Opportunities for Engaging Long-Term and Post-Acute Care Providers in Health Information Exchange Activities: Exchanging Interoperable Patient Assessment Information. Opportunities to Re-Use Standardized Patient Assessment Content and Link with Other Data

12/01/2011

HIE activities are emerging in federal programs, state and private-sector initiatives that involve LTPAC providers. Some of these activities are using resources developed under this study by re-using standardized assessment content to support other types of interoperable HIE. These activities, briefly described below, can provide steps to increasingly sophisticated HIT use by LTPAC providers building from standardized assessment content:

  • Exchange of Transfer Documents. Massachusetts received a Challenge Grant from ONC to advance interoperable HIE on behalf of LTPAC providers. Through this Challenge Grant, Massachusetts is leveraging their state HIE and implementing the IMPACT program. The program is developing tools to support decision-making and information sharing at the point of transfer to reduce unnecessary hospitalizations. The Massachusetts IMPACT program is working with the Longitudinal Care Coordination Workgroup of the ONC S&I Initiative to identify standards needed for the exchange of an interoperable UTF. The Massachusetts IMPACT program anticipates re-using a subset of interoperable MDS and OASIS assessment content to partially populate the interoperable UTF. The re-use of assessment content is expected to support HIE when individuals transfer from LTPAC providers to acute care hospitals, and between LTPAC providers. In addition, the Massachusetts IMPACT program envisions re-using a subset of standardized MDS 3.0 and OASIS assessment data to support HIE with patients and family members.26

  • Exchange of Home Health Plan of Care. The New York e-Health Collaborative is advancing work in collaboration with Visiting Nurse Services of New York (VNSNY), physician practice groups, and other stakeholders to create an interoperable plan of care document for home care that would be continuously updated and shared between the home care agency and a physician. The plan of care document that will be standardized in the NY project is the "485 form" formerly required by CMS and remains in widespread use by home health agencies. Although originating in New York, this project is gaining state and vendor support around the United States. The project is advancing its work through the Longitudinal Care Coordination Workgroup of the ONC S&I Initiative to identify and harmonize vocabulary and exchange standards. The VNSNY anticipates re-using a subset of interoperable OASIS assessment content to partially populate the interoperable home health plan of care.
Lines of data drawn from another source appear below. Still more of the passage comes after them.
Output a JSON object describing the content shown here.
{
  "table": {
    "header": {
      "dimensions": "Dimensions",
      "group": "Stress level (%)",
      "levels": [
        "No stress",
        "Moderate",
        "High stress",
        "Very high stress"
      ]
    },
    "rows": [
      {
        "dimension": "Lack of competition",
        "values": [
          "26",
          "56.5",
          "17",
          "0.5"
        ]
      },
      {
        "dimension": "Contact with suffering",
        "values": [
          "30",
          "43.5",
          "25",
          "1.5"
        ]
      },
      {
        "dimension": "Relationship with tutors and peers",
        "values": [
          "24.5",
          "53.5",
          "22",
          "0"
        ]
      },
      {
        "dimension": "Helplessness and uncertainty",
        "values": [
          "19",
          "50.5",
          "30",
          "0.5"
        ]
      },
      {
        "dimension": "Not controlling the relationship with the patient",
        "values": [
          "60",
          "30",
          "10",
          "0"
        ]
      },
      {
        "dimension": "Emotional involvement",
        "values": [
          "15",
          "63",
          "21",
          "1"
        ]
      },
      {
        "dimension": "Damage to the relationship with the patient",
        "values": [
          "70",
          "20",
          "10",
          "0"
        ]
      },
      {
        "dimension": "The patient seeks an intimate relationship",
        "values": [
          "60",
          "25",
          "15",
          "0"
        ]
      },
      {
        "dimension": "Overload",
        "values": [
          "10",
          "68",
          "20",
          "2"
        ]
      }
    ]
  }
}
  • Detecting potential adverse drug reactions (ADRs). The University of Pittsburgh in Pennsylvania developed and evaluated a consensus list of laboratory, pharmacy, and MDS signals that can be used by EHR systems in nursing homes to detect potential ADRs. The results suggest that ADRs can be detected in nursing homes with a high degree of accuracy using an electronic clinical event monitor that employs a set of signals created from electronic laboratory, pharmacy, and MDS data.27 This type of clinical decision support tool uses lab, pharmacy and MDS data to generate alerts of potential ADRs. While this electronic clinical decision tool has not been standardized, content standards are available for medications, laboratory results and as described in this study, MDS data.28 The availability for content standards for lab results, medications and MDS data, could be used to develop standardized clinical decision support tools targeting ADR monitoring and prevention.

As LTPAC providers become more sophisticated in their HIT use (they use interoperable HIT/EHRs), it is anticipated that standardized assessments, assessment summaries and other information will be exchanged. Diagram 2 depicts how nursing homes and home health agencies could exchange interoperable assessment documents/summaries and supplement it with additional EHR data (e.g., medication information) as their use of standardized technology becomes more mature.

  DIAGRAM 2. Exchanging Interoperable Assessment Content by a More HIT Sophisticated LTPAC Provider  
Diagram 2 is described in text.

The top part of Diagram 2 shows the same current state of HIE for most nursing homes and home health providers as depicted in Diagram 1 (i.e., electronic transmission of non-interoperable federally required assessments from the provider to CMS). The middle of Diagram 2 depicts the "more HIT sophisticated" LTPAC provider using their software to:

  • Transform the non-standard CMS assessment document into an interoperable assessment document by linking the assessment items with HIT content standards and transforming it into the HL7 CDA format (an industry-accepted exchange format).

  • Generate a Patient Assessment Summary Document (using accepted HIT content and exchange standards) and possibly linking additional EHR data (such as medication data) to the Patient Assessment Summary Document.

  • Transmit these documents to the HIE Organization or directly to the receiving provider/patient/family member. If transmitted to the HIE Organization, the organization would make this information available to authorized entities.

Building on the standardized assessment content and exchange formats developed under this study, LTPAC providers will be positioned to more readily implement the advancements envisioned by the Massachusetts IMPACT program, New York e-Health Initiative and others to improve information sharing and re-use.